Nutrition And Supplementation

Since the bulking phase involves you getting bigger and putting on the maximum muscles, you need to have a proper diet along with good supplements that are available through trusted sources like Deuspower.info. When it comes to diet, always look for whole foods that are rich in protein. You need to aim to have at least 1.6-2.2 g of protein per kilo of your body weight to build muscle. Some good options of protein that you can include in your diet are chicken, turkey, beef, eggs, fish, etc. Just make sure to measure everything correctly based on your calorie intake so you stay right on track.

Build A Structured Training Regimen

The bulking phase is associated with strength training, so you need to build a structured training routine that hits all your muscles in the right way with a training volume you can easily look forward to. Don’t just include 6-8 workouts for each muscle group; studies have shown that just 1-3 workouts per muscle are good enough for gains. Focus more on compound exercises such as squats, bench presses, deadlifts, etc., since they target more muscle groups with the same movement that can save you time and energy.
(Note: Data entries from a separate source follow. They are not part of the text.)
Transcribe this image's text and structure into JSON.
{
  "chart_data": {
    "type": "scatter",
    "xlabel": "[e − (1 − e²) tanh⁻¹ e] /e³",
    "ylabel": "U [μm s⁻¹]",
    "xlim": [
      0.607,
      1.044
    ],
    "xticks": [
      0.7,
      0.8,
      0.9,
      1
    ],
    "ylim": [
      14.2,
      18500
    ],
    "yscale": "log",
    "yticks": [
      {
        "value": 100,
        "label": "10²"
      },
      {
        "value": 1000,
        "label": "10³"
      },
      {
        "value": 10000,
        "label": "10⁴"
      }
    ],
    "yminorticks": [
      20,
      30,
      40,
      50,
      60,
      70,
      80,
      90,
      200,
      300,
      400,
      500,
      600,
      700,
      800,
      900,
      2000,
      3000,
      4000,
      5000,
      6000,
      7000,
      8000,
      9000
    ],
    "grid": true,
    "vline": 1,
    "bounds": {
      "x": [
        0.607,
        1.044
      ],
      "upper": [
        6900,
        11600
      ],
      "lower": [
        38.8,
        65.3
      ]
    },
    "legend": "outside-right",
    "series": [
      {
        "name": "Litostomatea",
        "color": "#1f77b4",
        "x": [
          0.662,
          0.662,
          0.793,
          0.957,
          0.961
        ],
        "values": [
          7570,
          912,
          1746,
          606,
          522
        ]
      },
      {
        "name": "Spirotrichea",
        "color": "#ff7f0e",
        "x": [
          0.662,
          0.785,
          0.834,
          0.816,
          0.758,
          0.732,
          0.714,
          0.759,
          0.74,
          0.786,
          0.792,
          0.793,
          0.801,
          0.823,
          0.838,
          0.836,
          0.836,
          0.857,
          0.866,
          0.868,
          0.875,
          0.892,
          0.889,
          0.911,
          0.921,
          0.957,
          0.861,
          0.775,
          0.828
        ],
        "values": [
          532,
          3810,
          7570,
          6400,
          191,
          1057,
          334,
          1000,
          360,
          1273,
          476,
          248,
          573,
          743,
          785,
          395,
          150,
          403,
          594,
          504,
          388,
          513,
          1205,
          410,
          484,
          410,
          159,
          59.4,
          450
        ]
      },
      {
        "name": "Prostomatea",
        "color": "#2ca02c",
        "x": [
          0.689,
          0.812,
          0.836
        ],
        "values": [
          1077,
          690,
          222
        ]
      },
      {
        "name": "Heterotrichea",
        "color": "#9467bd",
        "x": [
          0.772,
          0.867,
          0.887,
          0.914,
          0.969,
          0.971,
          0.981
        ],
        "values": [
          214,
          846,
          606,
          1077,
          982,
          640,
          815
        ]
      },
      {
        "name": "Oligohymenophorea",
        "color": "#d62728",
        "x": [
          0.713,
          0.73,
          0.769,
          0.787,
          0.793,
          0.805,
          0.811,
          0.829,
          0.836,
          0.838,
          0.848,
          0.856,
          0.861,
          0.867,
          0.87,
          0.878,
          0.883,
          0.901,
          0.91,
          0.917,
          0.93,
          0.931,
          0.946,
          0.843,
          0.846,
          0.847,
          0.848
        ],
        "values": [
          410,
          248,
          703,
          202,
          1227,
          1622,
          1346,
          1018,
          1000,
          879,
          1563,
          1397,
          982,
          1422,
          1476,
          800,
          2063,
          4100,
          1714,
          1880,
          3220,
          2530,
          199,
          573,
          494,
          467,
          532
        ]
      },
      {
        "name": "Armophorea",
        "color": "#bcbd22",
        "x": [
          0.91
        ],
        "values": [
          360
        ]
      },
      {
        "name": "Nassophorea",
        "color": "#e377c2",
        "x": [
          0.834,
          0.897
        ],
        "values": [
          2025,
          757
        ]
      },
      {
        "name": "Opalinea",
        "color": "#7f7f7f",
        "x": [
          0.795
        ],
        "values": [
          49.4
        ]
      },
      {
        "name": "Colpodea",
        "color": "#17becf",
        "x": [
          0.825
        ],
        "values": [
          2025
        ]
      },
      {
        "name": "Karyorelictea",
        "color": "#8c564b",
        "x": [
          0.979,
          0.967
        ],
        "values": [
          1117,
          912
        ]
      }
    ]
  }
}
Manage Your Caloric Surplus

When it comes to bulking, managing calories can be a bit hard. Most people might go for “dirty bulking,” which is just stuffing calories from unhealthy sources without any tracking. This can affect you in the long run and give you a bad shape. You should aim for “clean bulking” and take your time with it; add just 300-500 calories to your maintenance calories and stick to healthy options. This ensures that you build muscle without any additional fat gain. Also, make sure to eat every 3-4 hours to ensure you get the right amount of calories for muscle growth at all times.

Hydration And Sleep

Sleep and hydration are two important factors you cannot miss out on during your bulk phase. The recovery phase is when your muscles actually build, so you need to get these two right. You need to drink at least 3-4 liters of water and have 7-9 hours of sleep every day to help your muscles recover faster and get you ready for the next day.

Final Thoughts

At the end of the day, a proper bulking phase requires a correct understanding of nutrition and lifestyle and making changes accordingly. Make sure to take your time with the bulking phase and avoid any fast means to build muscle.